I’d never shot a gun before three years ago. But doing this project I was offered and shot many guns, and I have to be honest and say that sometimes it was very fun. I can understand the attraction to guns. I can understand why, as a human, you can be attracted to certain objects even if they are dangerous. The problem is not the attraction. It’s about the regulation. The problem is when a shooting like the one in Texas happens, the culture argues about giving guns to teachers instead of regulating them. It’s weird and perverse.

Warzel: I think your work is touching that very raw nerve in American culture and politics right now. There is a group of people seeing these photos of people posing proudly with a militia’s worth of tactical firepower and asking, How on earth do we allow this, legally?

Galimberti: You know, it’s odd—I’m getting hundreds of requests to talk about my work in the aftermath of this mass shooting, but they are all international. You are one of the few requests from the USA.
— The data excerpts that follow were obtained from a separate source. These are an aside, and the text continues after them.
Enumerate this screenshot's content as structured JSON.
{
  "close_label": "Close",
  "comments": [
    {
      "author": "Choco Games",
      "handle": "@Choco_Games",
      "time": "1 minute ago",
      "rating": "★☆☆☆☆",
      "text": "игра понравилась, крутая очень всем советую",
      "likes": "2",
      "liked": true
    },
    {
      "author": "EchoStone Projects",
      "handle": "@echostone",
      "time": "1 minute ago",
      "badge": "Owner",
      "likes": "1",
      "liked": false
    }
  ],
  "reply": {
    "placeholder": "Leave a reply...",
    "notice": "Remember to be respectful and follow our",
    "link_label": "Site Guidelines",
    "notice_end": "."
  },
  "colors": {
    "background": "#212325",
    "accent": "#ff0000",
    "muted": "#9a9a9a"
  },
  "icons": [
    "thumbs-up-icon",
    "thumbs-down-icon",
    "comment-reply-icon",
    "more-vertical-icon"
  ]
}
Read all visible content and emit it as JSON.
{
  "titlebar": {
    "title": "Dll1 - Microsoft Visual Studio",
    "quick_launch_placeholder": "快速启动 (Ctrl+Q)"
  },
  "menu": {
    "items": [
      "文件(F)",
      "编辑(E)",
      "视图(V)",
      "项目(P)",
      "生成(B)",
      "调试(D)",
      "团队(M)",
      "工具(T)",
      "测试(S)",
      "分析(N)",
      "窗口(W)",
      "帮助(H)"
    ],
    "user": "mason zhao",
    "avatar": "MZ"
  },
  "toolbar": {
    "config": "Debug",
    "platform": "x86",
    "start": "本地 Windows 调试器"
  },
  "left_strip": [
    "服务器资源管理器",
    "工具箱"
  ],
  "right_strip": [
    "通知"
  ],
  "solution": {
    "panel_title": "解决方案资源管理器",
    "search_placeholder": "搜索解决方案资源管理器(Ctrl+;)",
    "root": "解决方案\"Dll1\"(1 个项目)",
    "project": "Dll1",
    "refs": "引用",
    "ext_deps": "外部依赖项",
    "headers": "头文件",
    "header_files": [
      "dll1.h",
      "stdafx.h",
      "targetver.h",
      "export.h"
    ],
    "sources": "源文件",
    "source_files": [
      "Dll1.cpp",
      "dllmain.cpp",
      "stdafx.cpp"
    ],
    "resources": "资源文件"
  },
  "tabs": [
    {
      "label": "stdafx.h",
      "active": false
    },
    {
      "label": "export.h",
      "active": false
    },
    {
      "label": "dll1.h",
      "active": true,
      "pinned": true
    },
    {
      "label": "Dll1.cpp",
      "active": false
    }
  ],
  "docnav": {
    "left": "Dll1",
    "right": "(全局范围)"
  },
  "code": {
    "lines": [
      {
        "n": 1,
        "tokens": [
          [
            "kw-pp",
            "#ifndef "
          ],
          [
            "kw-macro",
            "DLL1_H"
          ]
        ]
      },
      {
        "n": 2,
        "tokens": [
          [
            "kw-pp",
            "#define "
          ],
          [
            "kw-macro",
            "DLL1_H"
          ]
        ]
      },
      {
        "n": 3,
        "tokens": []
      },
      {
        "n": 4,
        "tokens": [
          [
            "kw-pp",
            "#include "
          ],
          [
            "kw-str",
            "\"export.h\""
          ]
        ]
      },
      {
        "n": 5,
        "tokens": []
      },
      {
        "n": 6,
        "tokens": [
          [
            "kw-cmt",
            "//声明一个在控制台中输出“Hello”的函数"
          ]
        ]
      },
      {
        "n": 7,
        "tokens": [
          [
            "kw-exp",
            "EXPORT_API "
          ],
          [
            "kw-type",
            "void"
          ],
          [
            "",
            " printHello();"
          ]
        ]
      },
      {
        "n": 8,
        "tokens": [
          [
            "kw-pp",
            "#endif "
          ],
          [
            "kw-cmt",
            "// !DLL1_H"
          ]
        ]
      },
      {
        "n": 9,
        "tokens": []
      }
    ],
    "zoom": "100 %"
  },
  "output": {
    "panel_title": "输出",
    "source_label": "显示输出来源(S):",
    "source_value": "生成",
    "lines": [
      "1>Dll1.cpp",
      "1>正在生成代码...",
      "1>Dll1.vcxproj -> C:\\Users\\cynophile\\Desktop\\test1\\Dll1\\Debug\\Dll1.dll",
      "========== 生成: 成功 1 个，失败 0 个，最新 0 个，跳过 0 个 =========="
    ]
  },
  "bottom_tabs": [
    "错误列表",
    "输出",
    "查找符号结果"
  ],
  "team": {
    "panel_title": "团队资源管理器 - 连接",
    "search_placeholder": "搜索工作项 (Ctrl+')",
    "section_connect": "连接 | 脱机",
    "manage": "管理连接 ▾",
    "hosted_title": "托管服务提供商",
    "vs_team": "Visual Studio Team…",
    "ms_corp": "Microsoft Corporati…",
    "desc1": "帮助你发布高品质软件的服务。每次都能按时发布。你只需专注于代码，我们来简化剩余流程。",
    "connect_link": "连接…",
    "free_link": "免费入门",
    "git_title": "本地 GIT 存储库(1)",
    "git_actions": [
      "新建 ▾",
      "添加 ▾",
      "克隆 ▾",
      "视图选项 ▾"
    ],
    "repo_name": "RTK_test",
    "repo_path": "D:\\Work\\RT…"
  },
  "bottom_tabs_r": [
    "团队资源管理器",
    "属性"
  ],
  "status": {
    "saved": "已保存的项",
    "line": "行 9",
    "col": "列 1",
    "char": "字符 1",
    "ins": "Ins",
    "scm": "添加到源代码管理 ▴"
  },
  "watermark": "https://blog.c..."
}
Warzel: Why do you think that is?

Galimberti: I think the topic is somehow untouchable for you all in the U.S. It is so dividing. I’ve had two different reactions when I show my work in the USA. Some people see it as glorifying gun culture. I now get so many requests from gun owners who say, “I have so many more guns than the people in your book; you should photograph me!” On the other side, there is an intense reaction from people who are disturbed by this, and they do not want to see these photos because they are troubled by them.